November 14, 2008 at 12:47 pm Leave a comment

This is the second part of my notes on Essential Mediatech 2008. The first part was about the startups, this one is about everyone else in what I call “the startup economy” VCs, journalists, M+A lawyers, Patent lawyers, accountants, angels, advisors and software suppliers. As you can guess, the startups were out numbered!

I was surprised at how upbeat people were being (at least initially), with comments like “there is still money out there” and “We did a record number of deals last month”. As the day progressed it became clear that the reality is a lot bleaker, those positive comments were retrospective, ask a forward looking question and the fear came back into their eyes. When pushed, Nic Brisbourne of DFJ basically said that they wouldn’t be investing in anything new until things settled down a bit.
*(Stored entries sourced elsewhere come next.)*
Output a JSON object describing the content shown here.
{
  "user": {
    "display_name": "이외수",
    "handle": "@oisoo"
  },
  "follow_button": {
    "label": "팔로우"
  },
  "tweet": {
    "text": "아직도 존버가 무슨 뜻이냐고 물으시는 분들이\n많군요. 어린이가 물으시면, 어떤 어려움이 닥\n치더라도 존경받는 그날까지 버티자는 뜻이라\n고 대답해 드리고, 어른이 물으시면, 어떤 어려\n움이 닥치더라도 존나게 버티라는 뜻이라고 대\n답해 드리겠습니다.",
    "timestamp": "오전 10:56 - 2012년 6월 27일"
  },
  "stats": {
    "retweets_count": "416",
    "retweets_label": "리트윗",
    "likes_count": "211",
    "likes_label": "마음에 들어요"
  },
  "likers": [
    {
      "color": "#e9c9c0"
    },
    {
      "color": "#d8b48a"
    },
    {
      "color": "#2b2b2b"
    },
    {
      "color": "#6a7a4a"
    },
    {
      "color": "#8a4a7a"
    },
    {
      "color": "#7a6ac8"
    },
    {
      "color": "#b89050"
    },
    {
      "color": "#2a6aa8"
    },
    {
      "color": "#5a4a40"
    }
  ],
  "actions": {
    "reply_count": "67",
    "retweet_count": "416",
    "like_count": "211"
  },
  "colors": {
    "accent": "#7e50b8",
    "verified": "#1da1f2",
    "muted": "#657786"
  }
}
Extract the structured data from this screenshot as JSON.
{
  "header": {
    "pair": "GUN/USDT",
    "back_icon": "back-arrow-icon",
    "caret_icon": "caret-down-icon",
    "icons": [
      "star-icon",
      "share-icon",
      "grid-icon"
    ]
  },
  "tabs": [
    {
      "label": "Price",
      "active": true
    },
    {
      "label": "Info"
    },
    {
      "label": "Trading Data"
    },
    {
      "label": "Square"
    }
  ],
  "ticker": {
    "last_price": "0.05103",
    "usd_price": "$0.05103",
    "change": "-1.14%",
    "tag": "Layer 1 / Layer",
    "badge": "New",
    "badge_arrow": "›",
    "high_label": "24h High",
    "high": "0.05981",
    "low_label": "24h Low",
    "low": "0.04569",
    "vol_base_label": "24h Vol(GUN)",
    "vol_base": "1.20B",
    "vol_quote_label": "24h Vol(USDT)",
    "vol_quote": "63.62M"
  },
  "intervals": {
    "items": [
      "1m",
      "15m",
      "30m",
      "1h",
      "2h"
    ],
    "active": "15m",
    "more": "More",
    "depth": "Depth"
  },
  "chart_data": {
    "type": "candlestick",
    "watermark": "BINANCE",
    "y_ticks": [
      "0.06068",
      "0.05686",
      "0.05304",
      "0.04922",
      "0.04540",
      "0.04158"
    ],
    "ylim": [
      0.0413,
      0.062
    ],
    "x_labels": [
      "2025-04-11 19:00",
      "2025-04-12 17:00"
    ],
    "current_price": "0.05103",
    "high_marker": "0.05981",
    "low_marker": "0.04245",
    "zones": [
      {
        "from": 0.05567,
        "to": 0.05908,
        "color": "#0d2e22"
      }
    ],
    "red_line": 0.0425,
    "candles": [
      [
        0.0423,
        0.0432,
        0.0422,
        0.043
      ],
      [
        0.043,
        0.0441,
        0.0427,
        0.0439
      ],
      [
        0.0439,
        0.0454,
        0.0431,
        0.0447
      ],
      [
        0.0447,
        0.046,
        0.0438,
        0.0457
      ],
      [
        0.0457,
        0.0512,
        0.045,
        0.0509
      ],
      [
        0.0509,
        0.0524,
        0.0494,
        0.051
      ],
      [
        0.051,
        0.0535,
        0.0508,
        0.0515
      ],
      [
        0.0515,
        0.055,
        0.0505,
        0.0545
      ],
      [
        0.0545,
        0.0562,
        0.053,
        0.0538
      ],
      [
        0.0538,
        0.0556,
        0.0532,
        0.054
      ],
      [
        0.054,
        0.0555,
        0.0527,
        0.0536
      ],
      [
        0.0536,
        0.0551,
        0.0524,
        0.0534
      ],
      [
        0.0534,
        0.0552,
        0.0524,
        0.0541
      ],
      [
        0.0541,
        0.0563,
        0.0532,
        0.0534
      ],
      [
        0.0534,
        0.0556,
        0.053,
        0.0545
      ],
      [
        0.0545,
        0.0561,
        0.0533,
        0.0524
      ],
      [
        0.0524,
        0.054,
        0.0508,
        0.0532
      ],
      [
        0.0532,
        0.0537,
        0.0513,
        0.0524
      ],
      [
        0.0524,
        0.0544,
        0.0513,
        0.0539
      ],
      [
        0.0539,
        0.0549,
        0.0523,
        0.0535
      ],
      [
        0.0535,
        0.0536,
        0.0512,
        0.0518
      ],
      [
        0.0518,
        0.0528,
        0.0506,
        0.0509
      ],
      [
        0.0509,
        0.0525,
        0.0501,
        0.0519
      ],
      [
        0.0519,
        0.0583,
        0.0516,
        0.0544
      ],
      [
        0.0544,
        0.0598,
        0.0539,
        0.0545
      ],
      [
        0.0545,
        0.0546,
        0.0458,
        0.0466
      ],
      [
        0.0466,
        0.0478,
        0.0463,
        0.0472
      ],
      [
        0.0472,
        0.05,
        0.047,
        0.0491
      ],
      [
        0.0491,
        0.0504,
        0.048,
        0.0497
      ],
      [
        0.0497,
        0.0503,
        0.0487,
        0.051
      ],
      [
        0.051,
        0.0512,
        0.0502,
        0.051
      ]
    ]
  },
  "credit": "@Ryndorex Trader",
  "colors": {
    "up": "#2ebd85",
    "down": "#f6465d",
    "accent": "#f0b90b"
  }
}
The whole crowd had basically one strategy for dealing with 2009 – try and survive it – in the hope (rather than expectation) that 2010 will be better.
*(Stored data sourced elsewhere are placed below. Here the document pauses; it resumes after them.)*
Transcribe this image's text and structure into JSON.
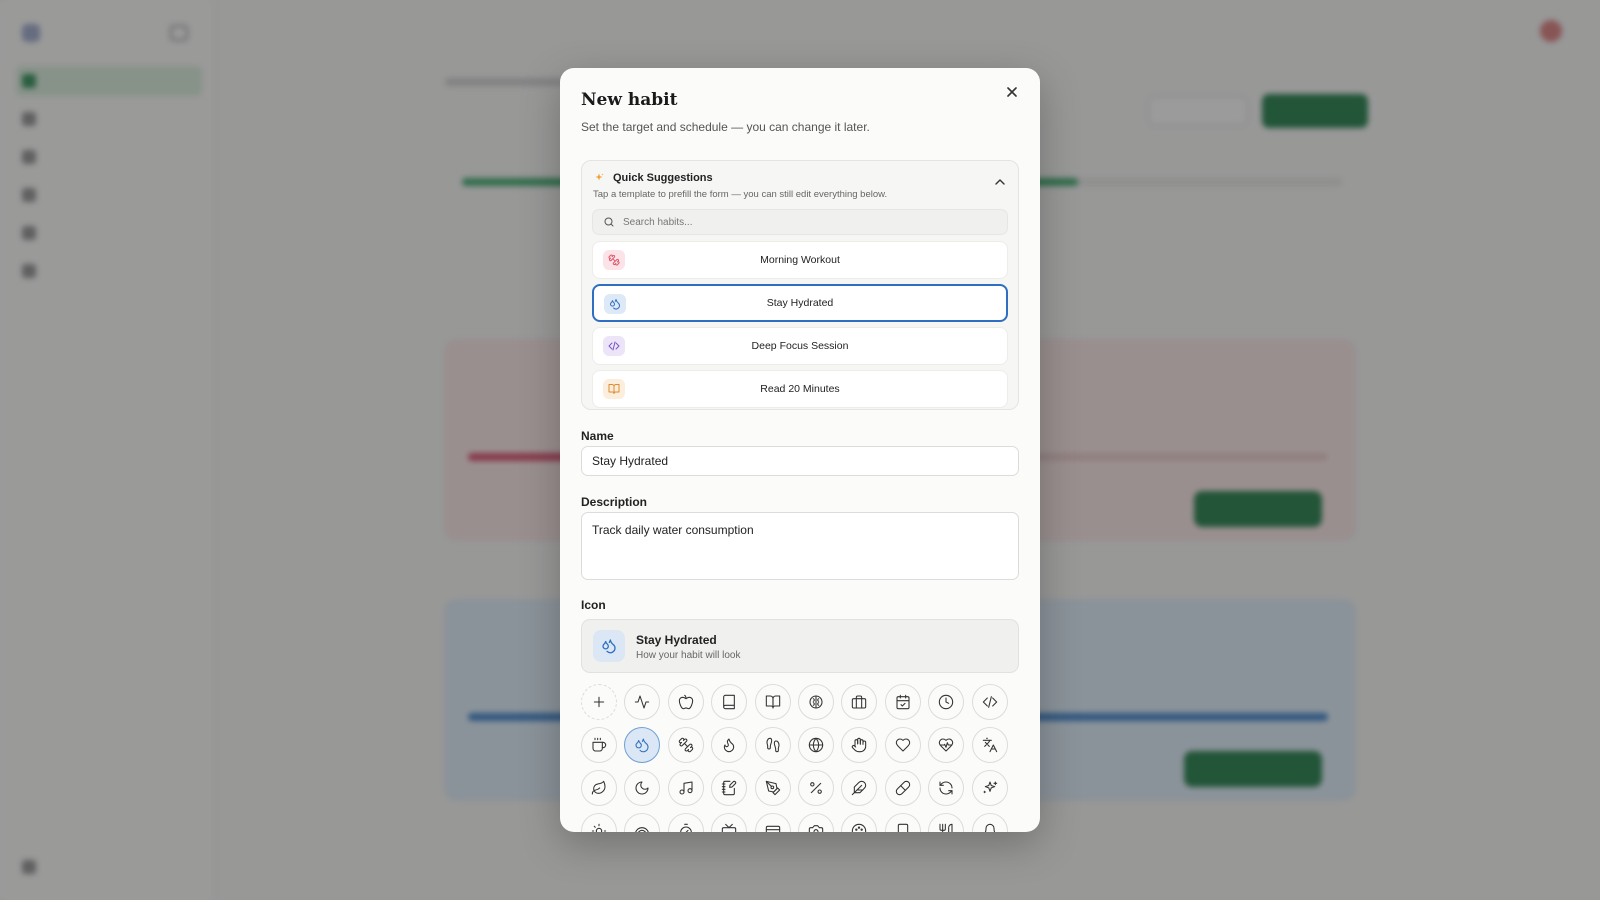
{
  "modal": {
    "title": "New habit",
    "subtitle": "Set the target and schedule — you can change it later.",
    "close_icon": "close-icon"
  },
  "suggestions": {
    "title": "Quick Suggestions",
    "hint": "Tap a template to prefill the form — you can still edit everything below.",
    "search_placeholder": "Search habits...",
    "expanded": true,
    "items": [
      {
        "label": "Morning Workout",
        "icon": "dumbbell-icon",
        "color": "#e0566b",
        "bg": "#fbe3e7",
        "selected": false
      },
      {
        "label": "Stay Hydrated",
        "icon": "droplets-icon",
        "color": "#2f6fc2",
        "bg": "#dde9f6",
        "selected": true
      },
      {
        "label": "Deep Focus Session",
        "icon": "code-icon",
        "color": "#7b55c9",
        "bg": "#ece5f8",
        "selected": false
      },
      {
        "label": "Read 20 Minutes",
        "icon": "book-open-icon",
        "color": "#e0892e",
        "bg": "#fbeedd",
        "selected": false
      }
    ]
  },
  "form": {
    "name_label": "Name",
    "name_value": "Stay Hydrated",
    "description_label": "Description",
    "description_value": "Track daily water consumption",
    "icon_label": "Icon"
  },
  "preview": {
    "name": "Stay Hydrated",
    "subtitle": "How your habit will look",
    "icon": "droplets-icon"
  },
  "icons": [
    "add-icon",
    "activity-icon",
    "apple-icon",
    "book-icon",
    "book-open-icon",
    "brain-icon",
    "briefcase-icon",
    "calendar-icon",
    "clock-icon",
    "code-icon",
    "coffee-icon",
    "droplets-icon",
    "dumbbell-icon",
    "flame-icon",
    "footprints-icon",
    "globe-icon",
    "hand-icon",
    "heart-icon",
    "heart-pulse-icon",
    "languages-icon",
    "leaf-icon",
    "moon-icon",
    "music-icon",
    "notebook-pen-icon",
    "pen-tool-icon",
    "percent-icon",
    "feather-icon",
    "pill-icon",
    "refresh-icon",
    "sparkles-icon",
    "sun-icon",
    "rainbow-icon",
    "timer-icon",
    "tv-icon",
    "wallet-icon",
    "camera-icon",
    "palette-icon",
    "smartphone-icon",
    "utensils-icon",
    "bell-icon"
  ],
  "selected_icon": "droplets-icon",
  "background": {
    "accent": "#1f7a47"
  }
}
There was some specific advice as to how to survive: “have 18 months of cash in the bank, if you don’t – reduce costs until you do”. “Don’t attempt an exit in 2009”. (Although Doug Richard of Libraryhouse said that the leaked presentation Sequoia gave to their portfolio may be a bluff, to get everyone else to cut back while they take advantage of the situation).

There are possible liferafts in this sea of gloom:

  1. The rise of the ‘purchasing classes’ in India and China was described as ‘inexorable’.
  2. There was a view that in a recession more time would be spent at home, so safe, cheap home entertainment will prosper (online games in particular).
  3.  The trend towards mobile consumption of internet services represents an opportunity for some.
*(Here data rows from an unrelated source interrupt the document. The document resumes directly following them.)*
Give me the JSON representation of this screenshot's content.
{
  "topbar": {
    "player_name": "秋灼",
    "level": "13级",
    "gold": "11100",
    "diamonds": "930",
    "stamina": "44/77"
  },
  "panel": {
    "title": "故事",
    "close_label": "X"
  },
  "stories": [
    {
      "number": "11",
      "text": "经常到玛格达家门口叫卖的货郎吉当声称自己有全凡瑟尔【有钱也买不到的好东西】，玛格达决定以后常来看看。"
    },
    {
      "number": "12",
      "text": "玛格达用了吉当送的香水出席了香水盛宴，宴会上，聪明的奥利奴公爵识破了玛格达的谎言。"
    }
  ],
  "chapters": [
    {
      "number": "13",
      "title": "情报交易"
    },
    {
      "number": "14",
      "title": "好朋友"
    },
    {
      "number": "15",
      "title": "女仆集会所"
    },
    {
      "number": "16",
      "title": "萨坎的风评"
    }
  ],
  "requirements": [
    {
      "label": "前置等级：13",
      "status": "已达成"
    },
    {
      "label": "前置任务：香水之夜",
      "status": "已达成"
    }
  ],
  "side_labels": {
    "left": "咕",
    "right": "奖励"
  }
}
Probably the most interesting part for me (although entirely academic at the moment)  was the panel on Exits and how to achieve them.

Doug Richard and the panel had some specific advice:

  • Trade sales are the only possible exit at the moment 
  • Most trade sales are to companies you already know
  • So the strength of your partnership list is a good indicator
  • Its all about fitting into the agenda of the purchaser
  • A purchaser is looking for earnings amplification (e.g. if they buy you and introduce you to their customer base, then increase your earnings hugely)
  • Sales are due to a ‘strategic pressure to buy’ on the purchaser
  • Don’t underestimate the extent to which you can shape your business so that it is a better fit for a potential buyer

However statistically activity is already down – 11% in quantity and 22%  in value.

All in all an interesting and well organized day. There are hard times ahead. Indeed the only people who still seemed cheerful by the end of the day were Timo Soininen (Habbo Hotel) and Omar Hamoui (AdMob) both of whom have startups with solid business models in ‘liferaft’ markets.